Information Development World 2015
 

Writing from the Reader's Perspective

Wednesday, September 30 — 9:00am-5:00pm

George Gopen
Professor Emeritus
Practice of Rhetoric
Duke University

This workshop will introduce you to a significantly different way to analyze and control written English. It is based on my discovery that the great majority of clues a reader gets for making sense of prose come not from word choice nor word meaning but rather from the structural location of words: Where a word shows up in a sentence will control most of the use to which it will be put by a reader.  We know where in a sentence to look for the answers to several major questions – questions that are essential to our understanding the sentence the way the writer intended.  Those questions include: What’s going on here? Whose story is this? How does this sentence link backward to the one before it?, and, most importantly... What are the most important words in this sentence – the ones I should be reading with extra emphasis?
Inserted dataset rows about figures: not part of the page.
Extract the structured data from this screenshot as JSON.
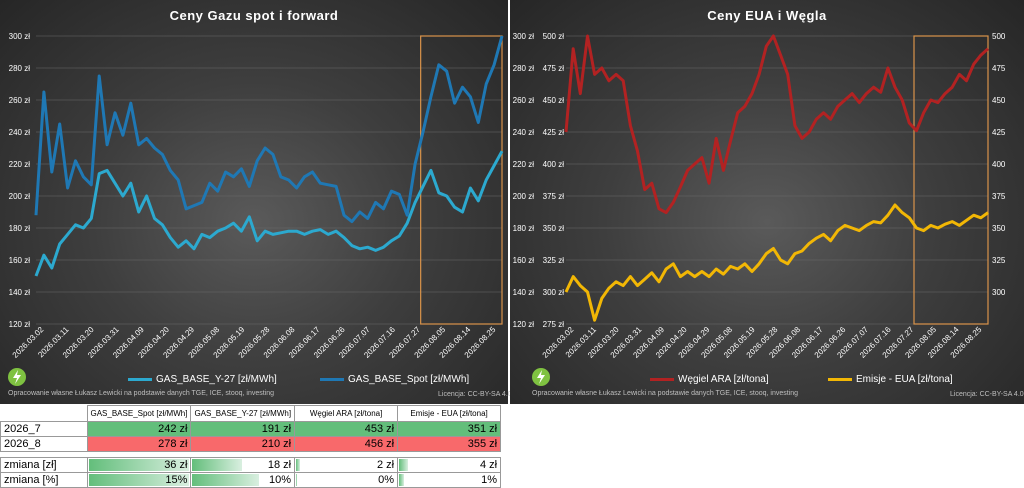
{
  "left_chart": {
    "title": "Ceny Gazu spot i forward",
    "footer": "Opracowanie własne Łukasz Lewicki na podstawie danych TGE, ICE, stooq, investing",
    "license": "Licencja: CC-BY-SA 4.0"
  },
  "right_chart": {
    "title": "Ceny EUA i Węgla",
    "footer": "Opracowanie własne Łukasz Lewicki na podstawie danych TGE, ICE, stooq, investing",
    "license": "Licencja: CC-BY-SA 4.0"
  },
  "chart_data": [
    {
      "type": "line",
      "title": "Ceny Gazu spot i forward",
      "y_ticks": [
        "120 zł",
        "140 zł",
        "160 zł",
        "180 zł",
        "200 zł",
        "220 zł",
        "240 zł",
        "260 zł",
        "280 zł",
        "300 zł"
      ],
      "ylim": [
        120,
        300
      ],
      "x_ticks": [
        "2026.03.02",
        "2026.03.11",
        "2026.03.20",
        "2026.03.31",
        "2026.04.09",
        "2026.04.20",
        "2026.04.29",
        "2026.05.08",
        "2026.05.19",
        "2026.05.28",
        "2026.06.08",
        "2026.06.17",
        "2026.06.26",
        "2026.07.07",
        "2026.07.16",
        "2026.07.27",
        "2026.08.05",
        "2026.08.14",
        "2026.08.25"
      ],
      "grid": true,
      "legend_position": "bottom",
      "highlight_range": [
        "2026.07.27",
        "2026.08.31"
      ],
      "series": [
        {
          "name": "GAS_BASE_Y-27 [zł/MWh]",
          "color": "#2ca9cf",
          "values": [
            150,
            163,
            155,
            170,
            176,
            182,
            180,
            186,
            214,
            216,
            208,
            200,
            208,
            190,
            200,
            186,
            182,
            174,
            168,
            172,
            167,
            176,
            174,
            178,
            180,
            183,
            178,
            187,
            172,
            178,
            176,
            177,
            178,
            178,
            176,
            178,
            179,
            176,
            178,
            174,
            169,
            167,
            168,
            166,
            168,
            172,
            175,
            183,
            196,
            206,
            216,
            202,
            200,
            193,
            190,
            205,
            197,
            210,
            219,
            228
          ]
        },
        {
          "name": "GAS_BASE_Spot [zł/MWh]",
          "color": "#1f78b4",
          "values": [
            188,
            265,
            215,
            245,
            205,
            222,
            212,
            207,
            275,
            232,
            252,
            238,
            258,
            232,
            236,
            230,
            226,
            216,
            210,
            192,
            194,
            196,
            208,
            203,
            215,
            212,
            217,
            206,
            222,
            230,
            226,
            212,
            210,
            205,
            212,
            215,
            208,
            207,
            206,
            188,
            184,
            190,
            186,
            196,
            192,
            203,
            201,
            188,
            220,
            240,
            262,
            282,
            278,
            258,
            268,
            262,
            246,
            270,
            282,
            300
          ]
        }
      ]
    },
    {
      "type": "line",
      "title": "Ceny EUA i Węgla",
      "y_ticks_left": [
        "120 zł",
        "140 zł",
        "160 zł",
        "180 zł",
        "200 zł",
        "220 zł",
        "240 zł",
        "260 zł",
        "280 zł",
        "300 zł"
      ],
      "y_ticks_left_inner": [
        "275 zł",
        "300 zł",
        "325 zł",
        "350 zł",
        "375 zł",
        "400 zł",
        "425 zł",
        "450 zł",
        "475 zł",
        "500 zł"
      ],
      "y_ticks_right": [
        "300",
        "325",
        "350",
        "375",
        "400",
        "425",
        "450",
        "475",
        "500"
      ],
      "ylim_left": [
        120,
        300
      ],
      "ylim_right": [
        275,
        500
      ],
      "x_ticks": [
        "2026.03.02",
        "2026.03.11",
        "2026.03.20",
        "2026.03.31",
        "2026.04.09",
        "2026.04.20",
        "2026.04.29",
        "2026.05.08",
        "2026.05.19",
        "2026.05.28",
        "2026.06.08",
        "2026.06.17",
        "2026.06.26",
        "2026.07.07",
        "2026.07.16",
        "2026.07.27",
        "2026.08.05",
        "2026.08.14",
        "2026.08.25"
      ],
      "grid": true,
      "legend_position": "bottom",
      "highlight_range": [
        "2026.07.27",
        "2026.08.31"
      ],
      "series": [
        {
          "name": "Węgiel ARA [zł/tona]",
          "color": "#b22222",
          "axis": "right",
          "values": [
            425,
            490,
            455,
            500,
            470,
            475,
            465,
            470,
            465,
            430,
            410,
            380,
            385,
            365,
            362,
            370,
            382,
            395,
            400,
            405,
            385,
            420,
            395,
            418,
            440,
            445,
            455,
            470,
            492,
            500,
            485,
            470,
            430,
            420,
            425,
            435,
            440,
            435,
            445,
            450,
            455,
            448,
            455,
            460,
            456,
            475,
            460,
            450,
            432,
            426,
            440,
            450,
            448,
            455,
            460,
            470,
            465,
            478,
            485,
            490
          ]
        },
        {
          "name": "Emisje - EUA [zł/tona]",
          "color": "#f2b705",
          "axis": "right",
          "values": [
            300,
            312,
            305,
            300,
            278,
            295,
            303,
            308,
            305,
            312,
            305,
            310,
            315,
            308,
            318,
            322,
            312,
            316,
            312,
            316,
            312,
            318,
            314,
            320,
            318,
            322,
            316,
            322,
            330,
            334,
            325,
            322,
            330,
            332,
            338,
            342,
            345,
            340,
            348,
            352,
            350,
            348,
            352,
            355,
            354,
            360,
            368,
            362,
            358,
            350,
            348,
            352,
            350,
            353,
            355,
            352,
            356,
            360,
            358,
            362
          ]
        }
      ]
    }
  ],
  "table": {
    "headers": [
      "",
      "GAS_BASE_Spot [zł/MWh]",
      "GAS_BASE_Y-27 [zł/MWh]",
      "Węgiel ARA [zł/tona]",
      "Emisje - EUA [zł/tona]"
    ],
    "rows": [
      {
        "label": "2026_7",
        "values": [
          "242 zł",
          "191 zł",
          "453 zł",
          "351 zł"
        ],
        "color": "#63be7b"
      },
      {
        "label": "2026_8",
        "values": [
          "278 zł",
          "210 zł",
          "456 zł",
          "355 zł"
        ],
        "color": "#f8696b"
      }
    ],
    "change_rows": [
      {
        "label": "zmiana [zł]",
        "values": [
          "36 zł",
          "18 zł",
          "2 zł",
          "4 zł"
        ],
        "bar_fraction": [
          1.0,
          0.5,
          0.06,
          0.11
        ]
      },
      {
        "label": "zmiana [%]",
        "values": [
          "15%",
          "10%",
          "0%",
          "1%"
        ],
        "bar_fraction": [
          1.0,
          0.67,
          0.03,
          0.07
        ]
      }
    ]
  }
}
By the end of the workshop, you should be able to look at an English sentence with new eyes.

About

George D. Gopen is Professor Emeritus of the Practice of Rhetoric at Duke University, where he has held appointments in the Department of English and the Law School for 30 years. He holds both a law degree and a Ph.D. in English from Harvard University, which he achieved simultaneously. His publications include four books and fifty articles. His latest two books (Expectations and The Sense of Structure) explore his "Reader Expectation Approach" to the English language, which is revolutionizing the way in which writing is perceived and taught, both for students and for professionals.